Erneuerung NVIS Zulassung Airbus H145

Durch den Einbau neuer taktischer Funkgeräte in vier verschiedene Hubschrauber war eine neue NVIS Zulassung erforderlich. Zwei Ingenieure der SPAES waren für die Tests beim Kunden vor Ort.

Für die Kommunikation zwischen den Piloten und den Rettungskräften am Boden wurden taktische Funkgeräte in die Hubschrauber des Kunden nachgerüstet. Mit dem Umbau erlosch die bestehende NVIS Zulassung der vier Hubschrauber unter anderem des Typs H145. Für die neue Zulassung führte SPAES die dafür erforderlichen Bodentests im kundeneigenen Hangar durch.

Bei den Tests wurde die Tages- und Nachtlesbarkeit überprüft. Hierbei wird die Lichtquellenstärke der Avionik im Cockpit mit angeschalteten NVIS Brillen untersucht. Um eine Zulassung zu erhalten ist es wichtig, dass die elektronischen Komponenten beim Einsatz der NVIS Brillen den Piloten in seiner Sicht nicht blenden und keine Reflektion verursachen. Alle Geräte müssen bei unterschiedlichen Lichtstärkenverhältnissen lesbar sein. Als Testinstrumente werden ein Luxmeter und eine Tri-bar Chart eingesetzt. Während des Tests wird der Hangar vollständig verdunkelt.

„Um unter realistischen Bedingungen testen zu können werden die Tests nachts durchgeführt. Ein vollständiges Verdunkeln des Hangars ist aufgrund von bestehenden Lichtlecks nur schwer möglich.“ erklärt Joachim Schanz, Geschäftsführer der SPAES.

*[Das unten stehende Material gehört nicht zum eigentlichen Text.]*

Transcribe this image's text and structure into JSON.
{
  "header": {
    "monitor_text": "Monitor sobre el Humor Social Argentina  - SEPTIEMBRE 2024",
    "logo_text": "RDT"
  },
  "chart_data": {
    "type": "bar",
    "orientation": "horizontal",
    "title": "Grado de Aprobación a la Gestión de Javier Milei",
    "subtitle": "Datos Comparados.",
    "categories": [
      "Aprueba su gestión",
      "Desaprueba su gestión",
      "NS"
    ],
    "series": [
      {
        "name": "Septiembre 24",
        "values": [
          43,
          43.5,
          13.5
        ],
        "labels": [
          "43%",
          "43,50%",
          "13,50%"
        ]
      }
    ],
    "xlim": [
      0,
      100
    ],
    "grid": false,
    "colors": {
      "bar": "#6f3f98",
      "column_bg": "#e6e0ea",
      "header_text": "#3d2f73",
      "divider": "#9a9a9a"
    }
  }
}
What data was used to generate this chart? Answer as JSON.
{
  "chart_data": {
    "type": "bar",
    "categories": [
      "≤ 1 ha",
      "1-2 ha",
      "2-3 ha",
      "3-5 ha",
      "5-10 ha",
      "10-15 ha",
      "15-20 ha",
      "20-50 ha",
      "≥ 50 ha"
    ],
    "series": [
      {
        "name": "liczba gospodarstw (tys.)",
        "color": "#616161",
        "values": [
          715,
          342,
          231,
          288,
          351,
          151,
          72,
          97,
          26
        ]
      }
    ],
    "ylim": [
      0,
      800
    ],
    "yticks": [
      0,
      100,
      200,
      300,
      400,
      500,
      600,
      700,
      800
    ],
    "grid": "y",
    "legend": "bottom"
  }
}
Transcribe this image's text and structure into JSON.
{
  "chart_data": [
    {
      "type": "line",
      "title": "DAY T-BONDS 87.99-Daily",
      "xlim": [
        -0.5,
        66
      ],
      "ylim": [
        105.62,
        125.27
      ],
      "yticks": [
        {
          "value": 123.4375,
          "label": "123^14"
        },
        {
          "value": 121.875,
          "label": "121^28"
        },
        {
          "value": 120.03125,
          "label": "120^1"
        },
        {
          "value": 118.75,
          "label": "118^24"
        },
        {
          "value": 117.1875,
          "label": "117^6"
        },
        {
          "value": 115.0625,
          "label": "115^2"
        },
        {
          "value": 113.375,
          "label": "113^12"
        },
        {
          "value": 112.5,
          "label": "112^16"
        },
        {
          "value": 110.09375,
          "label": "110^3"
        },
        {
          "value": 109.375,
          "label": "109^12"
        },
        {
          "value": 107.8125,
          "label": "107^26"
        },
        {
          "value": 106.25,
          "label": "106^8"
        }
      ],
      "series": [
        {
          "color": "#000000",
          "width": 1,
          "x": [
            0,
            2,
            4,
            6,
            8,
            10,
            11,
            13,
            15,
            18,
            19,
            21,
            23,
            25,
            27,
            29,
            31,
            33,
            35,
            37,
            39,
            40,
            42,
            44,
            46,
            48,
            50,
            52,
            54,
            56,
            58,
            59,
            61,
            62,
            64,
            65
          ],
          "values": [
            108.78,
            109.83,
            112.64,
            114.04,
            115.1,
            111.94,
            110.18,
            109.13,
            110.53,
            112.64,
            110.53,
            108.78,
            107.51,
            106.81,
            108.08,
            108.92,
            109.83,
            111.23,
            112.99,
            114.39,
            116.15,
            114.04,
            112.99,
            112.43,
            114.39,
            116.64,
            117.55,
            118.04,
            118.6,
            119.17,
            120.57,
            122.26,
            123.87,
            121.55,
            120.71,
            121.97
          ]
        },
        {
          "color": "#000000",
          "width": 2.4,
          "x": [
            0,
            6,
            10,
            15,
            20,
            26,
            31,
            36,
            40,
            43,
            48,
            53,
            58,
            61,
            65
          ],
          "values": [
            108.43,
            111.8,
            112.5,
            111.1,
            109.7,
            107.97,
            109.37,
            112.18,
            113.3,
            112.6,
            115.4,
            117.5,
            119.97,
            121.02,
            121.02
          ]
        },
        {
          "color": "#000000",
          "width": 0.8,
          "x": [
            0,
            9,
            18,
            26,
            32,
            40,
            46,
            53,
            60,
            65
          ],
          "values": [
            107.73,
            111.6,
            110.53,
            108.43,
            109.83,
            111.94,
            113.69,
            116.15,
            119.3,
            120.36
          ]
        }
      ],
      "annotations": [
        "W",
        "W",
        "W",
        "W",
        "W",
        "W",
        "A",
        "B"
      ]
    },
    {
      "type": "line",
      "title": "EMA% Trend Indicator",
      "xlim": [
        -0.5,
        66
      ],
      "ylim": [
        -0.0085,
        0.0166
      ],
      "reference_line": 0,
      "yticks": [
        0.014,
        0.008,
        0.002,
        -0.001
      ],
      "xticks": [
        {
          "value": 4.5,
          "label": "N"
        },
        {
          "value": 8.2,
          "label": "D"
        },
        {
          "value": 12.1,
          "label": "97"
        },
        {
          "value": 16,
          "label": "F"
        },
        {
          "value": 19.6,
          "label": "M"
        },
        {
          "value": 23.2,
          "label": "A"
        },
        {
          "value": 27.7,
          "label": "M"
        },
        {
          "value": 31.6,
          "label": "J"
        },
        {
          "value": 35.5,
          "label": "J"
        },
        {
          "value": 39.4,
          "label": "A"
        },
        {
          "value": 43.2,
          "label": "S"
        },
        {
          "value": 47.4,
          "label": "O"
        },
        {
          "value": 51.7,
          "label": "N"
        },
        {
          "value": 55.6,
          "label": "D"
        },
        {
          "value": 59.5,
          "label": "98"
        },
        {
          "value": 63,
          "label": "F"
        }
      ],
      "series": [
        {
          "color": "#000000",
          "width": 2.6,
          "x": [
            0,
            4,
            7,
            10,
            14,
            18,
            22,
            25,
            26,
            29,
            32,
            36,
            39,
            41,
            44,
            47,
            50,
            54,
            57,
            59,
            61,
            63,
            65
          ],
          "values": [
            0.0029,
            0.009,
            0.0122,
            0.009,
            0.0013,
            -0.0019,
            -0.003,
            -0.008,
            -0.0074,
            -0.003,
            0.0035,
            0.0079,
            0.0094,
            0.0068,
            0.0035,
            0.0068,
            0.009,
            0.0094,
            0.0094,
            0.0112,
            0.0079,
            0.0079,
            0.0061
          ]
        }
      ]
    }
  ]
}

Alle vier Tests an den Hubschraubern konnten erfolgreich durchgeführt und abgeschlossen werden.

„Aufgrund der Überprüfung und der neuen NVIS Zulassung ist sichergestellt, dass es zu keinen Einschränkungen bei der Verwendung der Nachtsichtbrillen kommt.“ kommentiert Joachim Kies, Leiter operatives Geschäft, abschließend das Projekt.

Nach Durchführung der Tests wurde ein Minor Change durch die SPAES ausgestellt.